Le médecin appuie son vélo sous le gros noyer, à côté du banc où le père aimait tant s’asseoir. La vieille Léontine paraît en savates sur le seuil de porte. Sa fille Germaine s’active à l’évier.
« Laissez-moi seul avec lui », dit le docteur.

Il ne s’attarde pas dans la chambre du moribond. « Suivez-moi jusque sous le gros noyer », dit-il aux deux femmes. » Elles ont déjà deviné ce qu’il a à leur annoncer.

—  Je n’irai pas par quatre chemins. Votre mari, Léontine, est au bout. C’est la fin. Il ne vous reste qu’à adoucir ses derniers moments. Courage !

Le médecin parti, Léontine dit à sa fille :

—  Germaine, il te faut immédiatement avertir le curé.

—  Oh, tu sais, Maman, ce mécréant et les curés…

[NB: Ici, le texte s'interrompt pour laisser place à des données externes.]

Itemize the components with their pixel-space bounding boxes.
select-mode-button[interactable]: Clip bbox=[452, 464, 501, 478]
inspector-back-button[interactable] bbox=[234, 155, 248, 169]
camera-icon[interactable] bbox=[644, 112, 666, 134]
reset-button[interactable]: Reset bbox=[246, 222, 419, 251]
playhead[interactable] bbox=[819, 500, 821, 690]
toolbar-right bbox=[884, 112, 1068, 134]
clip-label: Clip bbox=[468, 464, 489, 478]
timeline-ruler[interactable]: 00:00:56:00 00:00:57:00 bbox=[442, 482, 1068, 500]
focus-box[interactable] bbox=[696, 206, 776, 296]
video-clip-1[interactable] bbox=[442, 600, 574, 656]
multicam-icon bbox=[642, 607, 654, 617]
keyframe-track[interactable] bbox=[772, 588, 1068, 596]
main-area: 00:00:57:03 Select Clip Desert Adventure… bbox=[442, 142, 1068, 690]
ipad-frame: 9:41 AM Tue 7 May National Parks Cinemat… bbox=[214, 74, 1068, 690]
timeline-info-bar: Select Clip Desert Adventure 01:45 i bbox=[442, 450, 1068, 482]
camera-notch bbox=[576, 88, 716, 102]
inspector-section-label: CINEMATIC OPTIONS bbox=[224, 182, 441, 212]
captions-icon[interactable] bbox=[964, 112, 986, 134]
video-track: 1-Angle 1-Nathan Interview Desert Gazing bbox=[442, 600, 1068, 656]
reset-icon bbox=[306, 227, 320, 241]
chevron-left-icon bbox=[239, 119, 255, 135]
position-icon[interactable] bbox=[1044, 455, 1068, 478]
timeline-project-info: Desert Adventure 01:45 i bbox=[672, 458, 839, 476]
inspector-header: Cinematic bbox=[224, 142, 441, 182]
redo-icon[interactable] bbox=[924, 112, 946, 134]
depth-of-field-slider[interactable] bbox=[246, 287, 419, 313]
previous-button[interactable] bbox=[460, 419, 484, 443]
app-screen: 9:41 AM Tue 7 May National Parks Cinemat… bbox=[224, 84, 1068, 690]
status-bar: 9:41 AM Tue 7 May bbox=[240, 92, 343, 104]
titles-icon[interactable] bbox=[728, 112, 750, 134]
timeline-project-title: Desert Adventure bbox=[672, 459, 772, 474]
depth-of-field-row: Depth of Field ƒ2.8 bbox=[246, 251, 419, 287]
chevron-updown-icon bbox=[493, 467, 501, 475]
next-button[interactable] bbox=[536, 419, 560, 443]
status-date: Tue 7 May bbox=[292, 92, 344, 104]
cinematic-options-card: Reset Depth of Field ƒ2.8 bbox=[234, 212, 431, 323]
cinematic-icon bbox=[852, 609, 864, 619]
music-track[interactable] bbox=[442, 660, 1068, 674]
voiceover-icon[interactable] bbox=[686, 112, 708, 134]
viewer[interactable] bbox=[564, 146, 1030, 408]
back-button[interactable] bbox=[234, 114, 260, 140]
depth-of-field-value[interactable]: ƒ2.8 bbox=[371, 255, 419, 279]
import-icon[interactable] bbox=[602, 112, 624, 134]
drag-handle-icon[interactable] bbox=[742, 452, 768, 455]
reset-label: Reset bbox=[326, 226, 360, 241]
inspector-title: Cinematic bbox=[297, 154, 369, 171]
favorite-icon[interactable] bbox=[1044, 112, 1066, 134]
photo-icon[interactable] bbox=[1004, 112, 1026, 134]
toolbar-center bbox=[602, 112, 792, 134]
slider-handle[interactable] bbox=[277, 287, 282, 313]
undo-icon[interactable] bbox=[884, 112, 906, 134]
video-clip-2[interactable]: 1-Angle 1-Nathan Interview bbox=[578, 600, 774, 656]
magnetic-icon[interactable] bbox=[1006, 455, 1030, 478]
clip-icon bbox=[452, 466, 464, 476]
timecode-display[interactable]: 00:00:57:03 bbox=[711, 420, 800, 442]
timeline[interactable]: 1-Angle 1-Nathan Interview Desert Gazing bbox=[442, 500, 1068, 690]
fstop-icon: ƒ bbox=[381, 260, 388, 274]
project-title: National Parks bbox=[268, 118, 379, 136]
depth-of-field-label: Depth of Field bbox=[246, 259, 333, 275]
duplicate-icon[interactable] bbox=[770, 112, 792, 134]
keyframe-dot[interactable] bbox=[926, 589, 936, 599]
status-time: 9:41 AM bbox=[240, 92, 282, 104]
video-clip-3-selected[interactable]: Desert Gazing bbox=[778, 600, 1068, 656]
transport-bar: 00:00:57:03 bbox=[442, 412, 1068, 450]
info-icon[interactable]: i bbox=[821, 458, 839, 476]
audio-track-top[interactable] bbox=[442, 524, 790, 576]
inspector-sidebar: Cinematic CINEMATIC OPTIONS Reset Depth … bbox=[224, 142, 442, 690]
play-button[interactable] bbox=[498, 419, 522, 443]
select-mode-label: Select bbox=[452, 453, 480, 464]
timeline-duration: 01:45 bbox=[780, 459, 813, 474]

—  Va, je te dis, dépêche-toi !

Un quart d’heure plus tard, le curé est là. « Laissez-moi seul avec lui », dit-il. Il s’attarde longuement au chevet du moribond. Serait-il en train de la confesser ?

—  Je lui ai administré les derniers sacrements, dit-il en partant. Cela ne peut pas faire de mal.

Léontine entre dans la chambre sur la pointe des pieds. Son homme dort, la bouche ouverte. Elle éponge la sueur de son front.

Le curé revient le lendemain, et le surlendemain. Le père va de mieux en mieux. Il se lève, s’habille et recommence à marcher. Au bout d’une semaine, il va jusqu’au gros noyer et s’assied sur son banc. L’appétit lui est revenu. Quant au médecin, on ne l’a plus revu.

—  Vous voyez, Léontine, dit le curé, les derniers sacrements, cela ne peut pas faire de mal.